The Knesset passed a land reform bill Monday that allows for privatization of state-owned lands.
The second and third readings of the bill passed by a vote of 61 MKs in favor and 45 MKs against.
Kadima lawmakers criticized their Labor counterparts for supporting the bill after the second reading had passed.
"The Labor party finally buried its path today, abandoned its founders and is directly responsible for national land privatization," the party said.
"This is how it looks when a party that lacks power profits from the land of the Jewish people in exchange for a seat in the government."
A number of Labor MKs, the so-called "Labor rebels", slammed the party's support of public lands privatization, with Eitan Cabel saying it was "a black day for the Labor party".
Labor MK Pines-Paz said the party's support for the bill showed "the final failure of the Labor party."
Pines-Paz called the parliamentary deals behind the vote "a rotten, frightening, mafia-style compromise
Labor Party leader Ehud Barak struck a deal with Prime Minister Benjamin Netanyahu prior to the passage of the bill which stipulated that 400,000 dunams of land will be subject to privatization, half the size of the territory originally proposed in the legislation. The compromise paved the way for Labor's support for the bill.
The Arab minority rights center, Adalah, said the new law was prejudicial to the constitutional rights of Israeli Arabs, and violated the property rights of Palestinian refugees.
"It will lead to the transfer of title to private owners in real estate properties which were expropriated by the state from the Palestinian Arab population," Adalah said. "The law will also lead to privatization of property of some of the lands of destroyed and evacuated Arab villages, as well as many properties belonging to Palestinian refugees.
"This privatization policy will frustrate any future possibility of returning the abovementioned lands to their original Palestinian owners, in violation of their constitutional right to property and in contravention of both domestic Israeli law and international humanitarian law."
Earlier Monday, the Knesset passed a controversial law which allows for seven lawmakers from any one faction to break away from their party.
The bill, which is nicknamed "the Mofaz law" since it is widely believed that Prime Minister Benjamin Netanyahu would like to facilitate Kadima MK Shaul Mofaz's departure from the centrist party, passed its second and third readings by a 60-43 vote.
Mofaz, who has denied speculation that he intends to lead a splinter group of Kadima MKs into Netanyahu's government, denounced the prime minister for pushing the "undemocratic" law.
"The Likud splinter law passed and with it the message that Netanyahu is a weak prime minister who needs to threaten his ministers, buy the trust of his coalition partners with taxpayer money, all in order to ensure his political survival," a Kadima statement said in response to news of the law's passage.

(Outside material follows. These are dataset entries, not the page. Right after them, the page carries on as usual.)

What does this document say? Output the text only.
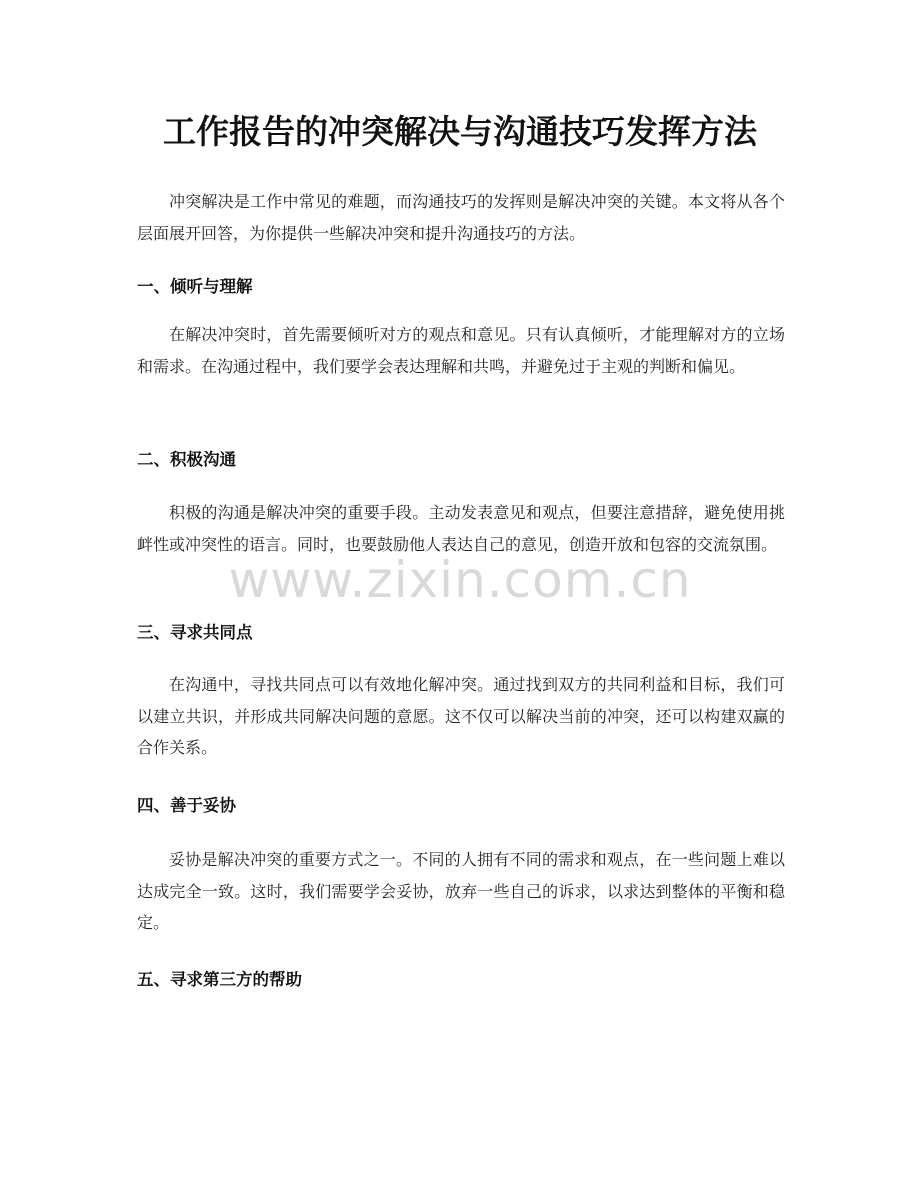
工作报告的冲突解决与沟通技巧发挥方法

冲突解决是工作中常见的难题，而沟通技巧的发挥则是解决冲突的关键。本文将从各个层面展开回答，为你提供一些解决冲突和提升沟通技巧的方法。

一、倾听与理解

在解决冲突时，首先需要倾听对方的观点和意见。只有认真倾听，才能理解对方的立场和需求。在沟通过程中，我们要学会表达理解和共鸣，并避免过于主观的判断和偏见。

二、积极沟通

积极的沟通是解决冲突的重要手段。主动发表意见和观点，但要注意措辞，避免使用挑衅性或冲突性的语言。同时，也要鼓励他人表达自己的意见，创造开放和包容的交流氛围。

三、寻求共同点

在沟通中，寻找共同点可以有效地化解冲突。通过找到双方的共同利益和目标，我们可以建立共识，并形成共同解决问题的意愿。这不仅可以解决当前的冲突，还可以构建双赢的合作关系。

四、善于妥协

妥协是解决冲突的重要方式之一。不同的人拥有不同的需求和观点，在一些问题上难以达成完全一致。这时，我们需要学会妥协，放弃一些自己的诉求，以求达到整体的平衡和稳定。

五、寻求第三方的帮助
www.zixin.com.cn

"A black flag is flying over the Knesset today," Labor MK Ophir Pines-Paz said. "This is a law that the government should not have been allowed to bring before the Knesset, and the Knesset should not have been allowed to legislate."
"This is a continuation of the political thuggery of the government and the coalition," Pines-Paz said. "This is a dangerous distortion of the rules of the game and a cynical use of power. A serious government would not have done this, but this is a government that is drunk with power. This is the tyranny of the majority rather than a rule of the majority."